The PSFL however says the reforms unit and a cabinet sub-committee are not enough to start getting the reforms moving.

“It is critical that the Cabinet Sub Committee becomes operational as soon as possible to give impetus to the whole process,” the foundation says. “Lesotho needs to continue focusing on quick wins (low hanging fruits), building strategic linkages amongst ministries and with the private sector, and communicating reforms to the public.”

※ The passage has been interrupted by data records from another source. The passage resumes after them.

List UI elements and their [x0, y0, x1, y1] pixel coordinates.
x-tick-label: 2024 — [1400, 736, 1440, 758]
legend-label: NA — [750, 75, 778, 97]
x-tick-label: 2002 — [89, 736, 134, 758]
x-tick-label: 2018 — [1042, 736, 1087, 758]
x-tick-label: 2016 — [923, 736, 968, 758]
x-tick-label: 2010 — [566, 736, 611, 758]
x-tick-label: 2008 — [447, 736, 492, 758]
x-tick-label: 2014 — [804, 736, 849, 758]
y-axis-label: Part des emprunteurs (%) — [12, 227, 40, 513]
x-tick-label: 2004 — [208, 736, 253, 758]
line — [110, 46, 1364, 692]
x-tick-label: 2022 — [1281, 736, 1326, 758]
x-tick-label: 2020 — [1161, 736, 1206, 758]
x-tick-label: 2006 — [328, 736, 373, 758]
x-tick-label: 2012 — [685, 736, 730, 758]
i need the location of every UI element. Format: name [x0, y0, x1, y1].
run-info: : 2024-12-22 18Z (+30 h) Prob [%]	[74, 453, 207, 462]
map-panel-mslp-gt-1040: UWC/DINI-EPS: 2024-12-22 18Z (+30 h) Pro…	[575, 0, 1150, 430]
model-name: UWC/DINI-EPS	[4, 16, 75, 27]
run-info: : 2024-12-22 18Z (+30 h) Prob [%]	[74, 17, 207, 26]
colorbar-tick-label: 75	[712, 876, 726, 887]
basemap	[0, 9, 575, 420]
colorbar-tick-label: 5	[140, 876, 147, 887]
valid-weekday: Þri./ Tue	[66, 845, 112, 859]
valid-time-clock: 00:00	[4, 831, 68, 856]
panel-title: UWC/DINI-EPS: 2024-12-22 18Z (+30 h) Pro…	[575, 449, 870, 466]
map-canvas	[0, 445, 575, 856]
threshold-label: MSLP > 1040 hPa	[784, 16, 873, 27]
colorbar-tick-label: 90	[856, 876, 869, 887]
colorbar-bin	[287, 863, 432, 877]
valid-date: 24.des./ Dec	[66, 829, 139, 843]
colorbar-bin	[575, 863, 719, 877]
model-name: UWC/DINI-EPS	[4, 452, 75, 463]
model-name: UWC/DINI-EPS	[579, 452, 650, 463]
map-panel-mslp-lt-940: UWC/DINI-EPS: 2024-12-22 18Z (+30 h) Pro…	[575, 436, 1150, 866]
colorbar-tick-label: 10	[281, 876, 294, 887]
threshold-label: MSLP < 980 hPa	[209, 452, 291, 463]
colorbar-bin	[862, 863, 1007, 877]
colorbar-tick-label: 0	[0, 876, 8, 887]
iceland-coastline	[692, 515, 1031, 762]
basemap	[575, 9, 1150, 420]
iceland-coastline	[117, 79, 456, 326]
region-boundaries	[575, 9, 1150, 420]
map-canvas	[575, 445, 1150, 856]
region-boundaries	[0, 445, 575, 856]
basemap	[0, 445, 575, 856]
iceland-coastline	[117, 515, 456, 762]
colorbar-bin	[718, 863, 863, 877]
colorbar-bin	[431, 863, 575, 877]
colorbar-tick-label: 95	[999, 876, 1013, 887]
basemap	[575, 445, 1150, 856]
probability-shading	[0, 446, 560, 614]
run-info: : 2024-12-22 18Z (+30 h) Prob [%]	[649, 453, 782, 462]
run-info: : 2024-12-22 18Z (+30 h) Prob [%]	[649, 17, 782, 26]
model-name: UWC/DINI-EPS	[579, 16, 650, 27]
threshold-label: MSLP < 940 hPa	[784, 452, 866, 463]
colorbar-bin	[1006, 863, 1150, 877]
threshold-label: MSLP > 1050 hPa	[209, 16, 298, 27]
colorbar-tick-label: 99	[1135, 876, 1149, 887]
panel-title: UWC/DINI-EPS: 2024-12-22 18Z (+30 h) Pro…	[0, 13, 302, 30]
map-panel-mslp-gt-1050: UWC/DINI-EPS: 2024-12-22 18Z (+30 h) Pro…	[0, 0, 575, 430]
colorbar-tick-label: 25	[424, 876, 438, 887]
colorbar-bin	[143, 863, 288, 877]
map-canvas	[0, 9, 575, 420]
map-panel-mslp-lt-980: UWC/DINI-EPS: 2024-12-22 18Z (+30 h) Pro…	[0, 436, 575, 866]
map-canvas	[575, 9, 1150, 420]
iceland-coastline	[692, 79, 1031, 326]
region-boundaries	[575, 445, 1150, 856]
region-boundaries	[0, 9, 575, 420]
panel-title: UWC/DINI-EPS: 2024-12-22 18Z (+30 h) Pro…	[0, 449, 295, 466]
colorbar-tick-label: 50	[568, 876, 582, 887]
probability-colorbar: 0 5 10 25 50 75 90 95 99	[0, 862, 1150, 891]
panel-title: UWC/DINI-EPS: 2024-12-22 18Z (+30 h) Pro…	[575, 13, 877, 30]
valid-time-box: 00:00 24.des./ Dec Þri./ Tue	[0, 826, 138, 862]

The PSFL also noted the following:

  • There is a major problem of silo or fragmented approach to reforms. Ministries and implementing agencies are clearly not working together. Some Ministries have not taken reforms into their work program, resulting in slow implementation.
  • There is a need to budget for the implementation of the reforms.
  • There are still a lot of policies at drafting stage that need to be fast-tracked to expedite the reforms.
  • Despite the marked progress with implementation of the ASYCUDA program at borders in Lesotho, there are major problems at the borders where the ACYCUDA program is being piloted. These need to be addressed before the program is rolled to other border posts.
  • There is a need to capacitate, properly resource and empower the reforms staff in the Ministry of Development Planning to enable them to effectively deliver on their mandate.
  • There is a lack of a targeted reforms communication program both within implementing Ministries or agencies and with the public.
  • The pace at which reforms are implemented is very slow and many processes and procedures are still manual, inhibiting faster turnaround times.
  • There is still a need to solicit buy-in from the leadership and political fraternity as regulatory reforms would not succeed without adequate support from the top.
  • There is not much partnership between the public and private sector.
  • There is a lack of a proper monitoring and evaluation framework for the reforms.
  • Lesotho needs to have a specific ranking target and a clear timeframe to achieve the targeted movement on the rankings.